Blockchain : un rêve technocratique totalitaire – Le Monde

Michel Bauwens (@mbauwens), théoricien de l’économie collaborative et fondateur de la Peer-to-peer foundation, règle son compte à la Blockchain sur Le Monde.fr : 

“La technologie n’est jamais neutre. C’est un terrain de conflit influencé par les imaginaires et les intérêts des personnes en charge de son design. La blockchain dérive ainsi d’une vision de l’homme très particulière : des individus autonomes passent des contrats entre eux. Ils n’ont pas besoin de collectif, de communauté. Et les contrats sont fondés sur une forme de propriété.

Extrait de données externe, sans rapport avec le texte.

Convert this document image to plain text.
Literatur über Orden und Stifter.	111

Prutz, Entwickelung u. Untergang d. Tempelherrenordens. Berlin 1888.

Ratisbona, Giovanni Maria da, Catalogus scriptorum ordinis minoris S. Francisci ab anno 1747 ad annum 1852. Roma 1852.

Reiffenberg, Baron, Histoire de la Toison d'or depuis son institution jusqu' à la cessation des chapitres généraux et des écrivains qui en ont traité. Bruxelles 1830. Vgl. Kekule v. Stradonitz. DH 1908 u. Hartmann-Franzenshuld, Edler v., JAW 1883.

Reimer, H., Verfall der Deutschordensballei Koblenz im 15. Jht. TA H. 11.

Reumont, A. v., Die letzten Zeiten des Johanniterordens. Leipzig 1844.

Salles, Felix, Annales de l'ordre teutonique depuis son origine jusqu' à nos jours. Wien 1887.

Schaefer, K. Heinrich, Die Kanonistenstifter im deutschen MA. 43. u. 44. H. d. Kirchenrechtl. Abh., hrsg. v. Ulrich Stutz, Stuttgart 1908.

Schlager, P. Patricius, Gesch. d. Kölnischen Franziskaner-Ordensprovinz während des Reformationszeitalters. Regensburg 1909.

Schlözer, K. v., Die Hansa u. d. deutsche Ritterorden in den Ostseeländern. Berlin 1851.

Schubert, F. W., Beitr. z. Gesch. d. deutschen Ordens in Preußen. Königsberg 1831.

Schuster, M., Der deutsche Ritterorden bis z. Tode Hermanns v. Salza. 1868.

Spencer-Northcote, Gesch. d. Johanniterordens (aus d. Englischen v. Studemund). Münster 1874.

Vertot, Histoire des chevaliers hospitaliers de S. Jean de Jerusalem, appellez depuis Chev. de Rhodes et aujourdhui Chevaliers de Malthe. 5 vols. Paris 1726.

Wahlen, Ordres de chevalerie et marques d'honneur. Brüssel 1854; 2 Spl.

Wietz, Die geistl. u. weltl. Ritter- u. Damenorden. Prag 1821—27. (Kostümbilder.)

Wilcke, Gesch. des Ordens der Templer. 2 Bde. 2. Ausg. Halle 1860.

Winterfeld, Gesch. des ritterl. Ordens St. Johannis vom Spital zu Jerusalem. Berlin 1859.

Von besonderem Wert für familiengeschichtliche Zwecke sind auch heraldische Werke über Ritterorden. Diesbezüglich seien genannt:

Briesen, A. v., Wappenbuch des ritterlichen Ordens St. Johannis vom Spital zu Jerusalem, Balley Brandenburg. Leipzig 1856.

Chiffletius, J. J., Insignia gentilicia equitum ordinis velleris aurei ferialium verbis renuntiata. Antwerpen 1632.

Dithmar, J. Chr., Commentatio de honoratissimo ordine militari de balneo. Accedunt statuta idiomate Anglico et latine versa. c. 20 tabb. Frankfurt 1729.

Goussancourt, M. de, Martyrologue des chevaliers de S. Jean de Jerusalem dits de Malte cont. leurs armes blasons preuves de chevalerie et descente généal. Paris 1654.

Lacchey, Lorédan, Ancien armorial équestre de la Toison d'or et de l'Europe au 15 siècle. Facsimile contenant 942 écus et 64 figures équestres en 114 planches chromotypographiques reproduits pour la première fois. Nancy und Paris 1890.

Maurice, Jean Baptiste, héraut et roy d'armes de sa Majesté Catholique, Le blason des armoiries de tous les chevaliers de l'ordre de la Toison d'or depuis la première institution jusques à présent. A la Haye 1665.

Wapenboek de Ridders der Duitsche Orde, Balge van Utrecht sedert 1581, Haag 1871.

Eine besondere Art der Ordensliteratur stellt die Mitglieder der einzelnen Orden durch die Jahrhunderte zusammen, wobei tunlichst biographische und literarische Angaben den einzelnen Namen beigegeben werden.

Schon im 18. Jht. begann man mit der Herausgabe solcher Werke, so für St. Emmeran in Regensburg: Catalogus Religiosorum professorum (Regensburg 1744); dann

(…) La blockchain reste techniquement problématique, pour deux raisons. D’une part, pour créer de la confiance entre deux personnes, elle demande de vérifier l’intégralité du réseau. C’est loufoque ! A cause de l’énergie dépensée, mais aussi en termes de confiance humaine.

Le deuxième danger tient au fait que la blockchain est une organisation automatique. Prenons cette fois-ci l’exemple hypothétique d’un marché de l’assassinat. Avec les contrats intelligents de la blockchain, il fonctionnerait sans personne aux manettes. Si vous avez misé tant d’argent et que cette personne disparaît, la somme est versée sur votre compte. Il devient alors intéressant de financer des assassinats. Il serait difficile d’arrêter ce programme car il vivrait de façon autonome, hébergé sur plusieurs serveurs à la fois. La police ne pourrait pas dire : « Qui sont les responsables ? »

(…) “Nous sommes de plus en plus dirigés par des choix techniques qui n’ont été soumis à aucun débat démocratique. Les règles sont intégrées dans des plates-formes utilisées au quotidien, qui manipulent nos comportements.”

MAJ : sur le site de la P2P Foundation, Michel Bauwens revient sur l’interview publiée par Le Monde et précise son propos : “avec la blockchain, on est dans une vision “trustlessness” où, puisqu’on ne peut pas faire confiance à l’humain, on déporte cette confiance dans la technologie. L’idée sous-jacente est que les individus sont séparés, et qu’ils font société en créant des contrats basés sur la confiance en un algorithme plutôt que dans l’humain.Mon propos était donc simplement d’attirer l’attention sur ces valeurs sous-jacentes. Mais ce n’est pas parce qu’une technologie a un design basé sur des valeurs critiquables qu’elle ne peut pas être changée.”

(…) “La technologie se construit sous forme de couches successives.

Par exemple, internet a d’abord été inventé par les militaires qui voulaient créer une technologie capable de résister à la destruction de la chaîne de hiérarchie grâce au design peer-to-peer. Puis les scientifiques et les activistes se sont emparés de cette technologie pour communiquer entre eux. En 1993, la technologie est sortie des sphères élitistes pour se démocratiser grâce aux navigateurs. Et enfin le commerce s’est aperçu du potentiel de cette technologie et l’a rendue beaucoup moins pair-à-pair pour en tirer des profits.

La blockchain est peut-être, à cette échelle, la deuxième couche après internet qui va permettre de faire baisser le coût d’auto-organisation des humains.”

(…) “Une fois qu’on a bien conscience des catastrophes potentielles du “tout automatisé” et du “tout distribué”, on peut imaginer que la blockchain soit localement mise au service de buts émancipateurs pour des communautés. (…) De mon point de vue, le plus grand potentiel de la blockchain réside dans la création de chaînes logistiques participatives et ouvertes. On peut ainsi imaginer une économie circulaire et ouverte où les transactions seraient simplement vérifiées par la blockchain.”